Li um livro que não quero largar. Vou metê-lo na mala e andar na companhia de Apronenia Avitia; chamá-la para falar comigo quando me sentir sozinha.
Às vezes um livro na mão desdobra-se - é o registo minimal de uma mulher que passou dos cinquenta; é um retrato parcial da Roma do século IV; é a descrição total de uma pessoa num mínimo de palavras; é o dissolver da personagem em mim, e do tempo entre nós.
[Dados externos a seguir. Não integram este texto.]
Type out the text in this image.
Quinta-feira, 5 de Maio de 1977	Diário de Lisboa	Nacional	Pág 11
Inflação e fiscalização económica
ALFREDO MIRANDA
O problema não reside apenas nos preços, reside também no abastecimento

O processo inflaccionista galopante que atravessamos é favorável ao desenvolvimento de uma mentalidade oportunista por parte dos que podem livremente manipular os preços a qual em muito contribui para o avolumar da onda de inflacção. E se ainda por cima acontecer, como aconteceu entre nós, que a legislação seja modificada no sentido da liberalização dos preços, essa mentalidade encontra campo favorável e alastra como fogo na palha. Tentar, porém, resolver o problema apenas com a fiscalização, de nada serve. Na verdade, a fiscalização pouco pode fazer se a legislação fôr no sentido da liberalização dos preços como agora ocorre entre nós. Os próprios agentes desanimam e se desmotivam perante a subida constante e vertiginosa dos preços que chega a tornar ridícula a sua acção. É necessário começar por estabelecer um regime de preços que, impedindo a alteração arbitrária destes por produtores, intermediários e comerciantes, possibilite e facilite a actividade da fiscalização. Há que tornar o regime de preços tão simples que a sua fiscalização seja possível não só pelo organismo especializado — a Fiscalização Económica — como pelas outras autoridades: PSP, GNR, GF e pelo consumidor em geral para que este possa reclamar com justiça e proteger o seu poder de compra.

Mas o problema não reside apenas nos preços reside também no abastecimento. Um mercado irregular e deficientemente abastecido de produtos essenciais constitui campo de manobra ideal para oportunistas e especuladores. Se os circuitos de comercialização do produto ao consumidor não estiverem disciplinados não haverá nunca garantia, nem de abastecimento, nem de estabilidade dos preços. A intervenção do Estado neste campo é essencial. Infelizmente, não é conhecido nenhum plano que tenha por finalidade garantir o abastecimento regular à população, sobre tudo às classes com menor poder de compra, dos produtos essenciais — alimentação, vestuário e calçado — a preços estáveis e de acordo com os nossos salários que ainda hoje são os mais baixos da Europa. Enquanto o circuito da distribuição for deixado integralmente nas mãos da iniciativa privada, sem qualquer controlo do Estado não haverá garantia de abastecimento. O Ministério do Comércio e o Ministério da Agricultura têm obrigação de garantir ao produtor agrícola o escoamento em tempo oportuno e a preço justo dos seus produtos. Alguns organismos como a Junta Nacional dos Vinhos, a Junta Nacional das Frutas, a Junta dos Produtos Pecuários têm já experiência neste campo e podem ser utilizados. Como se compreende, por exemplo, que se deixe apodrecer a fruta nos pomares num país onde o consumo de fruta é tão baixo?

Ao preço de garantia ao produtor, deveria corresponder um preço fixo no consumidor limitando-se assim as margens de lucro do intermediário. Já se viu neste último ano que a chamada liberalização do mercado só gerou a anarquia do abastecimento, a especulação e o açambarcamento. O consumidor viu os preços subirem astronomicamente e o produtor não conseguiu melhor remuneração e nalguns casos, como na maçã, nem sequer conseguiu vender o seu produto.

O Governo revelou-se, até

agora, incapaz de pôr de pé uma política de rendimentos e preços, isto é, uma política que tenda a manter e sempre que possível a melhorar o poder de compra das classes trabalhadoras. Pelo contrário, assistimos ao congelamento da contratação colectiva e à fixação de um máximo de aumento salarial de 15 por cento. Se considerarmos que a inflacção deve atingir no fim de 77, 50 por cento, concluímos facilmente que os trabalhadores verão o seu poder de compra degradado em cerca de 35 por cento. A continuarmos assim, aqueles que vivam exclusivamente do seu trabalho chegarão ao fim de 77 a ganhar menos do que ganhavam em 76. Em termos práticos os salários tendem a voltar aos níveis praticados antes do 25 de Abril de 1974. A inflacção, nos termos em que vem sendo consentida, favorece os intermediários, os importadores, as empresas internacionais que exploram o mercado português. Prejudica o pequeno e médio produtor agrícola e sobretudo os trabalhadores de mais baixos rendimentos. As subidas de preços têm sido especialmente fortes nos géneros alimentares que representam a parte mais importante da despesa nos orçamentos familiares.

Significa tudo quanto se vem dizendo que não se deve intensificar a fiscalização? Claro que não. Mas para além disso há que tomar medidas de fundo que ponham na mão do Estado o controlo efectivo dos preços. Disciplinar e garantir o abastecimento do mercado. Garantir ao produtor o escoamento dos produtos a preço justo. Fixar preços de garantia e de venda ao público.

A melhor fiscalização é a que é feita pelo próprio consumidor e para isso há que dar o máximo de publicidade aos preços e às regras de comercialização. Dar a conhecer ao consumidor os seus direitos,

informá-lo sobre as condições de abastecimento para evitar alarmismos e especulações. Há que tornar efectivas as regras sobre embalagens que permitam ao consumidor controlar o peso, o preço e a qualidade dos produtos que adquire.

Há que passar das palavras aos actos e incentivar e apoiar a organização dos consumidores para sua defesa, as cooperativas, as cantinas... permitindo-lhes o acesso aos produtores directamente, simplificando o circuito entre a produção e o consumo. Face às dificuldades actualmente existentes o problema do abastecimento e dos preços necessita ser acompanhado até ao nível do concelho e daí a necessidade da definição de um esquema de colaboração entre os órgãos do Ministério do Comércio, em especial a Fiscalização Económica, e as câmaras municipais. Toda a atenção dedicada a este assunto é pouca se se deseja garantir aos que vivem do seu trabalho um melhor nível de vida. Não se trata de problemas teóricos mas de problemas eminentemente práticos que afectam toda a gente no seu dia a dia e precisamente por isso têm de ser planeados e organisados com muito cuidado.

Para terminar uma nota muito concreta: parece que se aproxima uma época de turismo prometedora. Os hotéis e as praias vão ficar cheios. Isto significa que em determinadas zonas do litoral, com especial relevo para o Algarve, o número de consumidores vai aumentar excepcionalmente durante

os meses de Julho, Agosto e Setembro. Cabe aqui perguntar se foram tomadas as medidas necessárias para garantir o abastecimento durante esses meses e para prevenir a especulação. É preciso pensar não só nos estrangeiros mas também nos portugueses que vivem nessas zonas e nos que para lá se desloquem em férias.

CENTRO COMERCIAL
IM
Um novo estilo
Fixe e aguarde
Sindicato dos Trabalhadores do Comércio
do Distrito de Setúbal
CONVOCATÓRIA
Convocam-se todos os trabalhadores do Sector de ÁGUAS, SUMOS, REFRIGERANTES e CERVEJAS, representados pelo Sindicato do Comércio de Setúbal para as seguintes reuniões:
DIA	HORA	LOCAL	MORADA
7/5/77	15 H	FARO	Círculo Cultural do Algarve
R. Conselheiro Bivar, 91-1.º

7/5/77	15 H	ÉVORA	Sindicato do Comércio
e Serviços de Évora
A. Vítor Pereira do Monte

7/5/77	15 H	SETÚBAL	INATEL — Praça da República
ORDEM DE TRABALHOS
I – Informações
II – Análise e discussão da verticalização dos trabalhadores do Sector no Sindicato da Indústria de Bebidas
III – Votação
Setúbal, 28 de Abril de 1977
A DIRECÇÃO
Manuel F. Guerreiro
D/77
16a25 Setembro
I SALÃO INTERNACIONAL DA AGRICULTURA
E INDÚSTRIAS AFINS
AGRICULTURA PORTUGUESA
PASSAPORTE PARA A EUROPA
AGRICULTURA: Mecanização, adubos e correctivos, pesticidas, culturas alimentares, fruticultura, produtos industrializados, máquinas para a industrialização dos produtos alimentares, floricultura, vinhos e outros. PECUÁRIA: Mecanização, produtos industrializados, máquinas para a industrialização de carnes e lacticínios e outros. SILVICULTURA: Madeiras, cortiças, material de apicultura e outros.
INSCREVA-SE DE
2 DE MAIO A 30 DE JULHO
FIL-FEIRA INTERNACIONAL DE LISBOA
Há um movimento no tempo de cada vez que se lê relatos de um passado longínquo tão bem escritos no presente; as fronteiras esbatem-se (lembro o Memórias de Adriano). Lia-o no autocarro, e quando levantei os olhos das páginas, as pessoas lá fora na rua eram o eco daquelas no papel; outras roupas, outro cenário, mas as pessoas... emanações do passado, espécie de fantasmas.
Se não é a tal magia, o que será?
E quanto a Apronenia... vou mandar a humildade às urtigas - Apronenia sou eu.
A mulher que não escreve a história do tempo em que vive, mas apenas a sua (será que intui que essa é a perene, e a outra tão-só transitória?).
LXXIII. Objectos conservados do passado
Com P. Saufeius, contámos os objectos que tínhamos conservado do passado e cuja visão nos comovia.
Um pedaço de pano amarelo, do amarelo que se extrai das folhas de camomila.
Duas tábuas de Q. Alcimius onde nem três palavras havia.
O carro de duas rodas em restauro.
Um pião infantil de um azul tão desbotado que já está quase branco.
As unhas e o cabelo de Papianilha.
Publius diz:
- O único objecto do passado é cada noite em que brilha a lua cheia, e o chão seco, sem sombra de um vestígio.